Dr. Joel Gambill brought another visitor, Ms. Chanda Washington, an ASU alumna who is now an editor at The Washington Post, and I was gratified to learn of her successful career and excellent opportunities that she seized after graduating from ASU in 1995. She was on campus for the Journalism Alumni Speakers Series.
Dr. Charles Carr
Also in September, I attended a reception for Dr. Charles Carr who was retiring, not from the university, but as the chair of the Department of English and Philosophy after long and distinguished service in that position. It was much fun to hear his colleagues roast him in some ways, but show obvious fondness and pleasant memories of his many years of service to the Department of English and Philosophy and to the university. Thank you, Chuck!
Remembering Mike Medlock
Finally, I want to mention the death of the chairman of the ASU Board of Trustees, Mr. Mike Medlock, who died on Oct. 28 at the MD Anderson Hospital in Houston. Irene and I were honored to spend an evening with Mike and his wife, Lynda, and Les and Jeanne Wyatt on Aug. 13, 2009, shortly before he returned to Houston for further treatment. That evening he was radiant, happy, and not at all focused on the very serious medical procedures he had in front of him.
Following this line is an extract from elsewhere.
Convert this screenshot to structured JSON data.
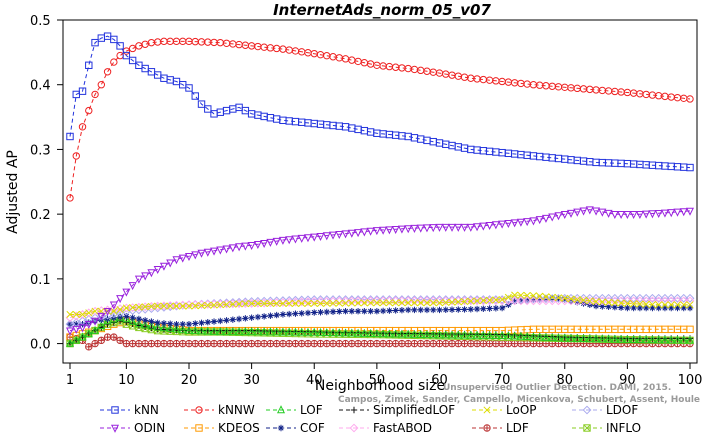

He fought a good fight with his illness, and died with dignity surrounded by those he loved. He provided excellent leadership on our Board of Trustees, he was constantly concerned about the welfare of our students, faculty and staff, and he will be greatly missed by not only his family and close friends, but all of us in the ASU community.
As we look forward to the Thanksgiving holiday and the end of the semester, let us all be thankful for our many blessings and the wonderful, family, colleagues and friends who surround and support us.